Existential Questions Facing the Muslim World

(Gatestone Institute) Harold Rhode - Many parts of the world, such as Korea, China, and India - basically medieval kingdoms sixty years ago - are now among the pacesetters of the modern world. The Muslim world, however, often better off than these countries just half a century ago, has remained as it was, or has even, in many instances, deteriorated. This inertia in the Islamic world seems to stem not from any genetic limitations, or even religious ones, but purely from Islamic culture. Western culture is predicated on questioning: inquiring of authorities how they came to the conclusions they reached. Although in the Shiite world questioning occurs among religious authorities and the educated elite, in the Sunni world, for centuries, asking questions of those more learned or in positions of authority has been unacceptable.
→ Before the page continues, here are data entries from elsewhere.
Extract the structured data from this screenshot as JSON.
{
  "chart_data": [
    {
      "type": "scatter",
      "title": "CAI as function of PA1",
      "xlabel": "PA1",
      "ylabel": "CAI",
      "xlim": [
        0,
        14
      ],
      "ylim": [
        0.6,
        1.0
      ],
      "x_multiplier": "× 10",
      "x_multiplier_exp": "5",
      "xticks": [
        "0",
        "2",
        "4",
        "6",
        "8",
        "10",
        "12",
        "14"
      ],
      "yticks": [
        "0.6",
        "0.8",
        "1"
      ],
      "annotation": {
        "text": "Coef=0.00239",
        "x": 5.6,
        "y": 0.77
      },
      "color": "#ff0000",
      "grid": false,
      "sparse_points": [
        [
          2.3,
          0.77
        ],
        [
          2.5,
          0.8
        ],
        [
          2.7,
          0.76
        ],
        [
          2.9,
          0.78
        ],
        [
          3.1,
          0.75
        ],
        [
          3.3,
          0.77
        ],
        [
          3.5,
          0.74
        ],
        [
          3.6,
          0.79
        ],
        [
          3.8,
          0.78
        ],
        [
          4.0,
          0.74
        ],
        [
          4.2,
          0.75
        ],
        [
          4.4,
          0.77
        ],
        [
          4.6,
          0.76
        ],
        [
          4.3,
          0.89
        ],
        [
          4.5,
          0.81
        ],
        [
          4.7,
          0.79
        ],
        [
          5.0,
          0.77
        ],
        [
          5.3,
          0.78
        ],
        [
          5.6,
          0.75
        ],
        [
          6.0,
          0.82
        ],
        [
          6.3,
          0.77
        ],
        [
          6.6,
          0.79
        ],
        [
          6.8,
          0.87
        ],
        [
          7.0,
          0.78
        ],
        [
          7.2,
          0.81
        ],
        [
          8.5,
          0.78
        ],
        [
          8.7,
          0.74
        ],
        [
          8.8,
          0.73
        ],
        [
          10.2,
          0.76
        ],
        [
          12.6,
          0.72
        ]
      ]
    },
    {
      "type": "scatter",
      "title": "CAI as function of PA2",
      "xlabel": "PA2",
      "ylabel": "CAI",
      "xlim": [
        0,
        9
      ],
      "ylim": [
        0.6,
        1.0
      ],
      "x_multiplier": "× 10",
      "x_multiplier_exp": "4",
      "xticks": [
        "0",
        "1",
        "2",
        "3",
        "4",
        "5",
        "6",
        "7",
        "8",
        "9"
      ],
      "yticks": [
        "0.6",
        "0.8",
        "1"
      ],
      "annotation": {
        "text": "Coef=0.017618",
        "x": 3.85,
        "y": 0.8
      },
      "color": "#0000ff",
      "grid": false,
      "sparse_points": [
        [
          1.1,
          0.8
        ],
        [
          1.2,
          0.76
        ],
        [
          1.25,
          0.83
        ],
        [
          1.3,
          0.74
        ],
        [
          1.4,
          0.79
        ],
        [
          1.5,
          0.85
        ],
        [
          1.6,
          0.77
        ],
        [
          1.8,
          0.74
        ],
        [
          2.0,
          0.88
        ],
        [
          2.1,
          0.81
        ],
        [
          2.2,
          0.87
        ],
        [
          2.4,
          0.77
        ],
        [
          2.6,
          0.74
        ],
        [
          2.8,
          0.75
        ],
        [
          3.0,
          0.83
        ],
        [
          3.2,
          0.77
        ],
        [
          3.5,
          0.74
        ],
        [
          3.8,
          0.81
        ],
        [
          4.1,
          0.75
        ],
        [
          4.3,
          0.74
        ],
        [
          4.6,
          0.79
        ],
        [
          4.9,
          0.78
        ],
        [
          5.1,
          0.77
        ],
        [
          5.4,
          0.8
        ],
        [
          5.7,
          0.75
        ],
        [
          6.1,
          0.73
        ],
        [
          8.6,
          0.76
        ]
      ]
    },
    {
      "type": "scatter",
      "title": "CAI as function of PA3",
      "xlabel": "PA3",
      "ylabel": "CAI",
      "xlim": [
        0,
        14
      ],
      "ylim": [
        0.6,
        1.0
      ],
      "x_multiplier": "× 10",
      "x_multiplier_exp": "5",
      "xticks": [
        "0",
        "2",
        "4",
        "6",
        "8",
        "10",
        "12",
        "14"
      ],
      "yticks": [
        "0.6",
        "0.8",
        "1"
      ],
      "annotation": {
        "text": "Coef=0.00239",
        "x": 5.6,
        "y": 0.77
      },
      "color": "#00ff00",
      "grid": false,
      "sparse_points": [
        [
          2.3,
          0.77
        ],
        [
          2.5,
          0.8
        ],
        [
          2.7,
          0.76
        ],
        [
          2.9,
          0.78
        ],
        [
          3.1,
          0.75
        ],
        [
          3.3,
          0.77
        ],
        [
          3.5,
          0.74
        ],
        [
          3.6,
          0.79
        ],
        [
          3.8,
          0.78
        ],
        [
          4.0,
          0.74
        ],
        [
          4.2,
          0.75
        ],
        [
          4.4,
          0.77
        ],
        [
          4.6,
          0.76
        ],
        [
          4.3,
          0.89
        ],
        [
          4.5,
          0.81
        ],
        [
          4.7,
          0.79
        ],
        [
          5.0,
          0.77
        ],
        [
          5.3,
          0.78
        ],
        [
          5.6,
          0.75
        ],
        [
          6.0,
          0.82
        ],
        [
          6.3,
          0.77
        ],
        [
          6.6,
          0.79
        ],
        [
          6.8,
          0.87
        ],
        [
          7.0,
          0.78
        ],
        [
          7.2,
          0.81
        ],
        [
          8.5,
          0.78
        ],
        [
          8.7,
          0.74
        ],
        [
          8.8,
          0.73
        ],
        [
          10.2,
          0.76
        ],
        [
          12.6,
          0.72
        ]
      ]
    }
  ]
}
In much of the Muslim world, people are often seen not as individuals but as members of particular families, clans, tribes, ethnic groups, or religions. A problem between two people can become a problem between two families. What an individual might think personally becomes irrelevant, fostering a mindset that obstructs the analytic thinking that defines the modern world. The Arabic word ijtihad means using one's intellectual and reasoning capabilities to determine answers. Today's Islamic culture seems not to encourage this ability. For about a thousand years, Muslims have been asked to accept what they learn from their authority figures. The word "Islam," itself, means "submission." People are educated to memorize, not criticize. In Western culture, making a peace boils down to putting the past behind one, letting bygones be bygones, and moving on from there. But in the Arabic, Turkish, and Persian cultures, such a concept does not exist. If bygones can never be bygones, conflicts can never be resolved. In these Muslim lands, when one side is stronger, it attempts to subdue its ancient enemies. The culture does not permit Muslims to put the past behind them: the Internet, for example, is filled with discussions among Muslims about how they must and will reconquer Spain, which they lost to the West 520 years ago. The writer joined the Office of the U.S. Secretary of Defense in 1982 as an advisor on Turkey, Iraq, and Iran. From 1994 until 2010 he served in the Pentagon's Office of Net Assessment.